Why should Apple, or anyone really, pay more than an agreed upon price. That isn't a separate question and shouldn't be a question at all. I can afford to pay $20 for a double cheese burger, but why the hell should I?
Since someone doubted the morals of paying "only" 55,000 for this trademark, I think the question isn't whether that was the agreed price, but the question is how much the trademark would have been worth if Apple didn't use the name "iPad". The value of the trademark is 100% created by Apple. If Apple hadn't decided to use the name "iPad", nobody would have paid even 55,000 for the trademark. So why should Apple pay any more?

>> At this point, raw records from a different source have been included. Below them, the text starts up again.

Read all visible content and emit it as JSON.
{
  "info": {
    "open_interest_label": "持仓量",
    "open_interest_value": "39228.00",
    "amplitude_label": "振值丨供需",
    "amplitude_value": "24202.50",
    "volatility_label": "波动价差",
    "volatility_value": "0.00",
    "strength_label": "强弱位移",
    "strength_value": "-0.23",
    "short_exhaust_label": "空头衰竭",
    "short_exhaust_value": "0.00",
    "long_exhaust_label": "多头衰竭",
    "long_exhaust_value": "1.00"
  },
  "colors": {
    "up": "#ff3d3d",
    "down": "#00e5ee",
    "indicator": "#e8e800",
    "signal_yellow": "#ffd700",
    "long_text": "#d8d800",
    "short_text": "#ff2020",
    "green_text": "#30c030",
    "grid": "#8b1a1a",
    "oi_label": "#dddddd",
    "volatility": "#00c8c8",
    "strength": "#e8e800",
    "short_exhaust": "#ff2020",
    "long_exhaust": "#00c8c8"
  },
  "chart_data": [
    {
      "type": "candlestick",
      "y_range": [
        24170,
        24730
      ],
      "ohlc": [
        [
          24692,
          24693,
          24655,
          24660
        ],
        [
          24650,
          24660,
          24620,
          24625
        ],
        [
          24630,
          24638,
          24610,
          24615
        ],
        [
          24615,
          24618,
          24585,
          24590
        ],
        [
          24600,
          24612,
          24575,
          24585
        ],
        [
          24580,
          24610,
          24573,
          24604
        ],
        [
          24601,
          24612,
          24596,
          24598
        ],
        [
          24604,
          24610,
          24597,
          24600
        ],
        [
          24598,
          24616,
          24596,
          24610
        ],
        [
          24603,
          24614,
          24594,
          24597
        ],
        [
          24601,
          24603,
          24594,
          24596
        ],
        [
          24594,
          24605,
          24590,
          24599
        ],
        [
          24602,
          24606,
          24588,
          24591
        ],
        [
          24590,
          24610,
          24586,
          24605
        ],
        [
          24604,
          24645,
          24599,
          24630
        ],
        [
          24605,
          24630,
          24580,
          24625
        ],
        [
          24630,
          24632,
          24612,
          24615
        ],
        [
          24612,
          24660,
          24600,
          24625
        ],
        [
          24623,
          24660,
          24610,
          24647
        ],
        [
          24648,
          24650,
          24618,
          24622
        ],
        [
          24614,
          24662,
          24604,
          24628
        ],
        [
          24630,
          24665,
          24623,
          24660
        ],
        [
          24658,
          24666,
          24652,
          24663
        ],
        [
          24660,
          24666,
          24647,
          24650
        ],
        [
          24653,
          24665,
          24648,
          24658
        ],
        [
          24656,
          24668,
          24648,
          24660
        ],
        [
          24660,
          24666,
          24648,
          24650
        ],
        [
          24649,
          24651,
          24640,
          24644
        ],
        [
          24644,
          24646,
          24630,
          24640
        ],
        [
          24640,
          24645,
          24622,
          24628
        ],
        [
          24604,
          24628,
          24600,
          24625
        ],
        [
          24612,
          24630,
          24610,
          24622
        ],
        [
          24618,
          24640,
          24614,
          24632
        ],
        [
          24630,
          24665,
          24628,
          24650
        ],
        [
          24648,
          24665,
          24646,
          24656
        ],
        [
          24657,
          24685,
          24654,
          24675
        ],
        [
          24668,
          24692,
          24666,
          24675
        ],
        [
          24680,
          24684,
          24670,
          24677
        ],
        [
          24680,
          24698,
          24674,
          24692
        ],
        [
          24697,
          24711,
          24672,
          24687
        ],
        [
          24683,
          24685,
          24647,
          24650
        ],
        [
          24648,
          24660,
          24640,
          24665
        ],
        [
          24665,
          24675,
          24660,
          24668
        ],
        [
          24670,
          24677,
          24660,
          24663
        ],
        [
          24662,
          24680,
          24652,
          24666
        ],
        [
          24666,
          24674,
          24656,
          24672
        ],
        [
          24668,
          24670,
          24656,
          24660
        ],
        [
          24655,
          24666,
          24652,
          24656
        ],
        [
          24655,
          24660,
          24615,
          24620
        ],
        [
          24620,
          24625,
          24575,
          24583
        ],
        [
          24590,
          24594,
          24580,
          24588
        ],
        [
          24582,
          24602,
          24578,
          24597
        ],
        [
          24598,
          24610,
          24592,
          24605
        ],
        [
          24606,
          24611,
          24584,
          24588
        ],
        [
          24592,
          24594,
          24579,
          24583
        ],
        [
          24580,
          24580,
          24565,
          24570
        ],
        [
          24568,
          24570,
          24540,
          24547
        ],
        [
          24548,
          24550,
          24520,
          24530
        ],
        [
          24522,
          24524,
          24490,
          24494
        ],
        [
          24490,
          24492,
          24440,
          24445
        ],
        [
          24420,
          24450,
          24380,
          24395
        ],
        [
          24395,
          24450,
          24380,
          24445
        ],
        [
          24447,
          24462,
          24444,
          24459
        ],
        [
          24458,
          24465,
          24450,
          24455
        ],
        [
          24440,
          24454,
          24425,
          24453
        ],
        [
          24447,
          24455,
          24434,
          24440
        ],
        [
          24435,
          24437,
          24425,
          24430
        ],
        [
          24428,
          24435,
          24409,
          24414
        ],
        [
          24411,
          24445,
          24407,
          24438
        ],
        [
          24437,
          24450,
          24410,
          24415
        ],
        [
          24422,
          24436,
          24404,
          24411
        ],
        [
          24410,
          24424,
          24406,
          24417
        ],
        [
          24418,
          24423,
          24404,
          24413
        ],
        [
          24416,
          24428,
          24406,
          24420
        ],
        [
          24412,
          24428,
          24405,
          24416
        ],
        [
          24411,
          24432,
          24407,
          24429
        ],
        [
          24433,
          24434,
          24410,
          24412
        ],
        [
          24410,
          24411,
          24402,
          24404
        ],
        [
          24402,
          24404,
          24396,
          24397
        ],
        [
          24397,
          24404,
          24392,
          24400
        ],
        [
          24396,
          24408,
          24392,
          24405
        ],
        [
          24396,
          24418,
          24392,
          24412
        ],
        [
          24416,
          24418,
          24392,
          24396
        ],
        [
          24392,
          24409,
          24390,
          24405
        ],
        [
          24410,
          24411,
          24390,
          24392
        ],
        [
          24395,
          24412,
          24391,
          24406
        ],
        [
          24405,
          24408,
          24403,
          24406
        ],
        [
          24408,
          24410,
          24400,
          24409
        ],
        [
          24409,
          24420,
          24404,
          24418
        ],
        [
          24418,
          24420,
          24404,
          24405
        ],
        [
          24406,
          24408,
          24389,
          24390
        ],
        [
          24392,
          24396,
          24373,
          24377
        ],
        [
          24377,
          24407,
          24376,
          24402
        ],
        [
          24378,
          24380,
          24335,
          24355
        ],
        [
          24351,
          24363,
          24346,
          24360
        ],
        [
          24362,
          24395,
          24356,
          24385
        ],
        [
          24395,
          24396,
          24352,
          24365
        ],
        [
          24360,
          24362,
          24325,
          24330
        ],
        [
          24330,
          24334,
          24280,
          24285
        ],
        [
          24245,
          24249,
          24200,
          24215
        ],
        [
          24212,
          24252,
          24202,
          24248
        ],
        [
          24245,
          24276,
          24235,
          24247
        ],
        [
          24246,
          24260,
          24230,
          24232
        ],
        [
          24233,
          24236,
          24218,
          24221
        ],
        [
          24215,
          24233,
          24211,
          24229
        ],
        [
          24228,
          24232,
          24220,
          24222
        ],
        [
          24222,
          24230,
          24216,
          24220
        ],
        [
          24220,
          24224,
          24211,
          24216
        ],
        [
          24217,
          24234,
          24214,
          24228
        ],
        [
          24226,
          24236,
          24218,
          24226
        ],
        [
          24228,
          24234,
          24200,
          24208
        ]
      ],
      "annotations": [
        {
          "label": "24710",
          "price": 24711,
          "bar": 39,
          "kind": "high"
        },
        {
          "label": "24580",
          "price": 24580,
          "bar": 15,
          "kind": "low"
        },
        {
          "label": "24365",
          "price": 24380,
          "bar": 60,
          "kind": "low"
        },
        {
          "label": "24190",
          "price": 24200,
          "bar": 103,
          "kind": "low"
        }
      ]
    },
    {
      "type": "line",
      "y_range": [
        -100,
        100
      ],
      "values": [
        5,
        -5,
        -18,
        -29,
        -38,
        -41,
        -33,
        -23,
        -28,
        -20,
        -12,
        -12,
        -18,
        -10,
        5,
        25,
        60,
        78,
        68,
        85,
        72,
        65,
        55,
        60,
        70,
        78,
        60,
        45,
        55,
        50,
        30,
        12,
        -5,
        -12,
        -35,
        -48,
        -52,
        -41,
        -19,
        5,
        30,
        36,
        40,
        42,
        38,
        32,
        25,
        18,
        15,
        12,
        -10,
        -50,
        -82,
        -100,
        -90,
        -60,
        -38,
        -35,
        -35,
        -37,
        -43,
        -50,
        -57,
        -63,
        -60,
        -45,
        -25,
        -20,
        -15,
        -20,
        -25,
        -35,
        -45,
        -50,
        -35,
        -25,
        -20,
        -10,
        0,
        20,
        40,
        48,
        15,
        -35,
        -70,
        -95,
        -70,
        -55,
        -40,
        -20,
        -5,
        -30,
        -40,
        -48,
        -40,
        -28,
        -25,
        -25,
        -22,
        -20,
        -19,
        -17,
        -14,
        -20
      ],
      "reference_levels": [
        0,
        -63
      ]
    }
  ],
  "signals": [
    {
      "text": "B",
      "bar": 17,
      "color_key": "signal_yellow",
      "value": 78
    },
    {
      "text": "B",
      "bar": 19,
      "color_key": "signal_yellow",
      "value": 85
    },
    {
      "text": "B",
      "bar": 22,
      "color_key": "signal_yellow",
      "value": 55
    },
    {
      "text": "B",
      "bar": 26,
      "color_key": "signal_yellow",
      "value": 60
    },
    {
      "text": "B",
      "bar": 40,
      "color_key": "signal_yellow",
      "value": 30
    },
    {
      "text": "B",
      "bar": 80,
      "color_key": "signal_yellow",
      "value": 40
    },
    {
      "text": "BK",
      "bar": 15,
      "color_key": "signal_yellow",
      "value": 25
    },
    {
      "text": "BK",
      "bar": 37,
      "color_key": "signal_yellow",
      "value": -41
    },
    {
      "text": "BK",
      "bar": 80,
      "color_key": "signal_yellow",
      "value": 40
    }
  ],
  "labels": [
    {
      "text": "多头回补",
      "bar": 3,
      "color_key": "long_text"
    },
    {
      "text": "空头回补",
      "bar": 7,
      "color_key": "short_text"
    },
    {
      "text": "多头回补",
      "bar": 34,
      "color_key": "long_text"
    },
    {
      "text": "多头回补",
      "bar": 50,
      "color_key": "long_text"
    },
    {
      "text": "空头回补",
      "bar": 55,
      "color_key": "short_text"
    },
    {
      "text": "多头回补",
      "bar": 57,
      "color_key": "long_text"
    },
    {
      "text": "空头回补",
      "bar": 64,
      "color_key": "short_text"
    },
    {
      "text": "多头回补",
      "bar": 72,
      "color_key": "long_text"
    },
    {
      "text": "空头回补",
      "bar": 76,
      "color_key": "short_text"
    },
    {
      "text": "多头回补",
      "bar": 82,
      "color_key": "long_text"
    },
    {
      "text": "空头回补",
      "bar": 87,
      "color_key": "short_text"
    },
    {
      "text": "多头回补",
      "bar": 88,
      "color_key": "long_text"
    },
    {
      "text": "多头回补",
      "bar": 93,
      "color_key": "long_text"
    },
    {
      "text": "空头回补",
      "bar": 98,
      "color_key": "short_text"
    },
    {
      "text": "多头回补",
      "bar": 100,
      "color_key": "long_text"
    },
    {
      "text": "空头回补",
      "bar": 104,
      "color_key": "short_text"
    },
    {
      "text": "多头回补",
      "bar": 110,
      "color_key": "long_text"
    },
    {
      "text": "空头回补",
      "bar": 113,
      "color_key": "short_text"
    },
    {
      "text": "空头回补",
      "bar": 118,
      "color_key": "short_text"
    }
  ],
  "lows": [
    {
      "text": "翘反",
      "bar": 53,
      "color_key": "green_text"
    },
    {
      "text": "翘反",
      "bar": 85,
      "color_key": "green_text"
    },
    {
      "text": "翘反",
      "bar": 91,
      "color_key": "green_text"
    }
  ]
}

This is similar to a great artist selling a picture for ten million dollars; that doesn't mean the shop selling him the canvas and the paint deserves any big payout.


Quote:
Originally Posted by mw360 View Post
You need to look up what good faith means. Wikipedia

As you will read, it's about to conduct relating to the deal drawn up and the intentions of all parties to stick to the deal. What happened to the trademarks after Proview got paid was none of Proview's business and not covered by the covenant.
I just read the Wikipedia article, and it seems that it is actually Proview not acting in good faith. The contract was about Proview selling the trademarks for 55,000. Any action by Apple to keep Proview from receiving the 55,000 would have been in bad faith; no such thing happened. Any action by Proview to keep Apple from using the trademark would be in bad faith, and that is _exactly_ what happened.

Last edited by gnasher729; Feb 21, 2012 at 09:07 PM.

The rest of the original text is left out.